The five ways Republicans will crack down on voting rights in 2020Roundup
tags: political history, Voting Rights Act, voting rights
Carol Anderson is the Charles Howard Candler Professor of African American Studies at Emory University, a Guardian contributor, and the author of White Rage: The Unspoken Truth of Our Racial Divide and One Person, No Vote: How Voter Suppression is Destroying Our Democracy.
America hangs in the balance. The elections in November next year will determine whether the United States continues down the road of authoritarian dynastic rule or reclaims the work of expanding and improving our democracy. Those are the choices.
That expansion was born out of the civil war, which left 1.2 million dead or wounded, but resulted in the 15th amendment, which made clear that the right to vote could not be denied or hampered because of “race, color, or previous condition of servitude.” The subsequent struggles led to women’s right to vote, opening the franchise to those 18 and over, and the “single most effective piece of civil rights legislation ever passed by Congress,” the Voting Rights Act, which protected the franchise from states with a demonstrated history of racial and linguistic discrimination.
But in 2013, the supreme court declared that racism was essentially a thing of the past and gutted the Voting Rights Act. The results have been calamitous. More than half the states passed a series of voter suppression laws that targeted minority voters, breached a key firewall that protected American democracy, and greased the pathway to install a man in the White House whose racism, greed, and unfitness for office was well known.
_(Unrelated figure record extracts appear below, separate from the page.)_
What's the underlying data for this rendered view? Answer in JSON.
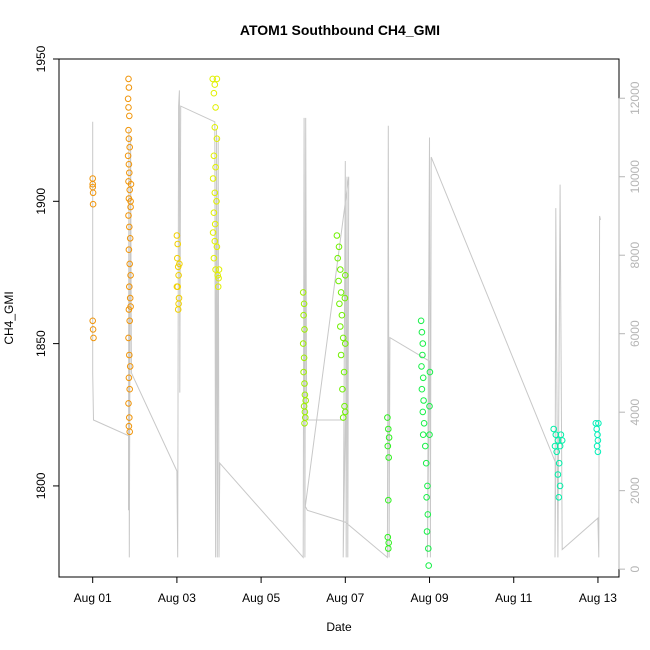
{
  "chart_data": {
    "type": "scatter",
    "title": "ATOM1 Southbound CH4_GMI",
    "xlabel": "Date",
    "ylabel": "CH4_GMI",
    "x_ticks": [
      "Aug 01",
      "Aug 03",
      "Aug 05",
      "Aug 07",
      "Aug 09",
      "Aug 11",
      "Aug 13"
    ],
    "x_tick_days": [
      1,
      3,
      5,
      7,
      9,
      11,
      13
    ],
    "xlim_days": [
      0.2,
      13.5
    ],
    "y_ticks": [
      1800,
      1850,
      1900,
      1950
    ],
    "ylim": [
      1768,
      1950
    ],
    "y2_ticks": [
      0,
      2000,
      4000,
      6000,
      8000,
      10000,
      12000
    ],
    "y2lim": [
      -200,
      13000
    ],
    "grid": false,
    "colors": {
      "altitude_line": "#c8c8c8",
      "scatter_gradient": [
        "#f28c00",
        "#f5a800",
        "#f0d000",
        "#e8f000",
        "#aaf000",
        "#55f000",
        "#16ef20",
        "#00ef78",
        "#00efb0"
      ]
    },
    "ch4_series": [
      {
        "flight": 1,
        "color": "#f0950a",
        "points": [
          [
            1.0,
            1908
          ],
          [
            1.0,
            1906
          ],
          [
            1.0,
            1905
          ],
          [
            1.01,
            1903
          ],
          [
            1.01,
            1899
          ],
          [
            1.0,
            1858
          ],
          [
            1.01,
            1855
          ],
          [
            1.02,
            1852
          ],
          [
            1.85,
            1943
          ],
          [
            1.86,
            1940
          ],
          [
            1.84,
            1936
          ],
          [
            1.85,
            1933
          ],
          [
            1.87,
            1930
          ],
          [
            1.85,
            1925
          ],
          [
            1.86,
            1922
          ],
          [
            1.88,
            1919
          ],
          [
            1.84,
            1916
          ],
          [
            1.86,
            1913
          ],
          [
            1.87,
            1910
          ],
          [
            1.85,
            1907
          ],
          [
            1.88,
            1904
          ],
          [
            1.86,
            1901
          ],
          [
            1.9,
            1898
          ],
          [
            1.85,
            1895
          ],
          [
            1.87,
            1891
          ],
          [
            1.89,
            1887
          ],
          [
            1.86,
            1883
          ],
          [
            1.88,
            1878
          ],
          [
            1.9,
            1874
          ],
          [
            1.87,
            1870
          ],
          [
            1.89,
            1866
          ],
          [
            1.86,
            1862
          ],
          [
            1.88,
            1858
          ],
          [
            1.85,
            1852
          ],
          [
            1.87,
            1846
          ],
          [
            1.89,
            1842
          ],
          [
            1.86,
            1838
          ],
          [
            1.88,
            1834
          ],
          [
            1.85,
            1829
          ],
          [
            1.87,
            1824
          ],
          [
            1.86,
            1821
          ],
          [
            1.88,
            1819
          ],
          [
            1.9,
            1863
          ],
          [
            1.9,
            1900
          ],
          [
            1.91,
            1906
          ]
        ]
      },
      {
        "flight": 2,
        "color": "#f0d000",
        "points": [
          [
            3.0,
            1888
          ],
          [
            3.02,
            1885
          ],
          [
            3.01,
            1880
          ],
          [
            3.03,
            1877
          ],
          [
            3.04,
            1874
          ],
          [
            3.02,
            1870
          ],
          [
            3.05,
            1866
          ],
          [
            3.03,
            1862
          ],
          [
            3.06,
            1878
          ],
          [
            3.0,
            1870
          ],
          [
            3.04,
            1864
          ]
        ]
      },
      {
        "flight": 3,
        "color": "#e0f000",
        "points": [
          [
            3.85,
            1943
          ],
          [
            3.9,
            1941
          ],
          [
            3.95,
            1943
          ],
          [
            3.88,
            1938
          ],
          [
            3.92,
            1933
          ],
          [
            3.9,
            1926
          ],
          [
            3.95,
            1922
          ],
          [
            3.88,
            1916
          ],
          [
            3.92,
            1912
          ],
          [
            3.86,
            1908
          ],
          [
            3.9,
            1903
          ],
          [
            3.94,
            1900
          ],
          [
            3.88,
            1896
          ],
          [
            3.91,
            1892
          ],
          [
            3.86,
            1889
          ],
          [
            3.9,
            1886
          ],
          [
            3.95,
            1884
          ],
          [
            3.88,
            1880
          ],
          [
            3.92,
            1876
          ],
          [
            3.97,
            1874
          ],
          [
            3.98,
            1870
          ],
          [
            3.99,
            1873
          ],
          [
            4.0,
            1876
          ]
        ]
      },
      {
        "flight": 4,
        "color": "#9ef000",
        "points": [
          [
            6.0,
            1868
          ],
          [
            6.02,
            1864
          ],
          [
            6.01,
            1860
          ],
          [
            6.03,
            1855
          ],
          [
            6.0,
            1850
          ],
          [
            6.02,
            1845
          ],
          [
            6.01,
            1840
          ],
          [
            6.03,
            1836
          ],
          [
            6.04,
            1832
          ],
          [
            6.02,
            1828
          ],
          [
            6.05,
            1824
          ],
          [
            6.03,
            1822
          ],
          [
            6.06,
            1830
          ],
          [
            6.04,
            1826
          ]
        ]
      },
      {
        "flight": 5,
        "color": "#70f000",
        "points": [
          [
            6.8,
            1888
          ],
          [
            6.85,
            1884
          ],
          [
            6.82,
            1880
          ],
          [
            6.88,
            1876
          ],
          [
            6.84,
            1872
          ],
          [
            6.9,
            1868
          ],
          [
            6.86,
            1864
          ],
          [
            6.92,
            1860
          ],
          [
            6.88,
            1856
          ],
          [
            6.95,
            1852
          ],
          [
            6.9,
            1846
          ],
          [
            6.97,
            1840
          ],
          [
            6.93,
            1834
          ],
          [
            6.98,
            1828
          ],
          [
            6.95,
            1824
          ],
          [
            7.0,
            1826
          ],
          [
            7.0,
            1850
          ],
          [
            6.99,
            1866
          ],
          [
            7.0,
            1874
          ]
        ]
      },
      {
        "flight": 6,
        "color": "#30f020",
        "points": [
          [
            8.0,
            1824
          ],
          [
            8.02,
            1820
          ],
          [
            8.04,
            1817
          ],
          [
            8.01,
            1814
          ],
          [
            8.03,
            1810
          ],
          [
            8.02,
            1795
          ],
          [
            8.01,
            1782
          ],
          [
            8.03,
            1780
          ],
          [
            8.02,
            1778
          ]
        ]
      },
      {
        "flight": 7,
        "color": "#18f048",
        "points": [
          [
            8.8,
            1858
          ],
          [
            8.82,
            1854
          ],
          [
            8.84,
            1850
          ],
          [
            8.83,
            1846
          ],
          [
            8.81,
            1842
          ],
          [
            8.85,
            1838
          ],
          [
            8.82,
            1834
          ],
          [
            8.86,
            1830
          ],
          [
            8.84,
            1826
          ],
          [
            8.87,
            1822
          ],
          [
            8.85,
            1818
          ],
          [
            8.9,
            1814
          ],
          [
            8.92,
            1808
          ],
          [
            8.95,
            1800
          ],
          [
            8.93,
            1796
          ],
          [
            8.96,
            1790
          ],
          [
            8.94,
            1784
          ],
          [
            8.97,
            1778
          ],
          [
            8.98,
            1772
          ],
          [
            9.0,
            1818
          ],
          [
            9.0,
            1828
          ],
          [
            9.01,
            1840
          ]
        ]
      },
      {
        "flight": 8,
        "color": "#00f0a8",
        "points": [
          [
            11.95,
            1820
          ],
          [
            12.0,
            1818
          ],
          [
            12.05,
            1816
          ],
          [
            11.98,
            1814
          ],
          [
            12.02,
            1812
          ],
          [
            12.08,
            1808
          ],
          [
            12.05,
            1804
          ],
          [
            12.1,
            1800
          ],
          [
            12.07,
            1796
          ],
          [
            12.12,
            1818
          ],
          [
            12.15,
            1816
          ],
          [
            12.1,
            1814
          ]
        ]
      },
      {
        "flight": 9,
        "color": "#00f0b8",
        "points": [
          [
            12.95,
            1822
          ],
          [
            12.97,
            1820
          ],
          [
            12.99,
            1818
          ],
          [
            13.0,
            1816
          ],
          [
            12.98,
            1814
          ],
          [
            13.0,
            1812
          ],
          [
            13.01,
            1822
          ]
        ]
      }
    ],
    "altitude_track": [
      [
        1.0,
        11400
      ],
      [
        1.0,
        5000
      ],
      [
        1.02,
        3800
      ],
      [
        1.85,
        3400
      ],
      [
        1.85,
        1500
      ],
      [
        1.86,
        11200
      ],
      [
        1.87,
        300
      ],
      [
        1.9,
        11000
      ],
      [
        1.92,
        5000
      ],
      [
        3.0,
        2500
      ],
      [
        3.02,
        300
      ],
      [
        3.04,
        11800
      ],
      [
        3.06,
        12200
      ],
      [
        3.07,
        4500
      ],
      [
        3.09,
        11800
      ],
      [
        3.9,
        11400
      ],
      [
        3.92,
        300
      ],
      [
        3.94,
        11200
      ],
      [
        3.96,
        300
      ],
      [
        3.98,
        11000
      ],
      [
        4.0,
        300
      ],
      [
        4.02,
        2700
      ],
      [
        6.0,
        300
      ],
      [
        6.02,
        11500
      ],
      [
        6.04,
        300
      ],
      [
        6.06,
        11500
      ],
      [
        6.08,
        3800
      ],
      [
        7.0,
        3800
      ],
      [
        6.95,
        300
      ],
      [
        7.0,
        10400
      ],
      [
        7.02,
        300
      ],
      [
        7.04,
        10000
      ],
      [
        7.06,
        300
      ],
      [
        7.08,
        10000
      ],
      [
        6.05,
        1600
      ],
      [
        6.1,
        1500
      ],
      [
        7.0,
        1200
      ],
      [
        8.0,
        300
      ],
      [
        8.02,
        11300
      ],
      [
        8.04,
        300
      ],
      [
        8.06,
        5900
      ],
      [
        9.0,
        5300
      ],
      [
        8.95,
        300
      ],
      [
        9.0,
        11000
      ],
      [
        9.02,
        300
      ],
      [
        9.04,
        10500
      ],
      [
        12.0,
        2700
      ],
      [
        11.98,
        300
      ],
      [
        12.0,
        9200
      ],
      [
        12.05,
        300
      ],
      [
        12.1,
        9800
      ],
      [
        12.15,
        500
      ],
      [
        13.0,
        1300
      ],
      [
        13.02,
        300
      ],
      [
        13.04,
        9000
      ],
      [
        13.06,
        8900
      ]
    ]
  }
}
What’s become clear over the course of three harrowing years is that the only real effective throttle that has slowed down the nation’s descent into authoritarian rule has been the throng of engaged, determined voters. The turnout in the 2018 midterm election, the highest since 1914, aided by a massive effort of civil rights organizations, was so overwhelming that control of the House of Representatives flipped to the Democrats and accountability finally began to creep back into the political landscape. As Benjamin Wittes, senior fellow in governance at the Brookings Institution, wrote: “The last line of defense against a lawless, oathless president is the electoral process.”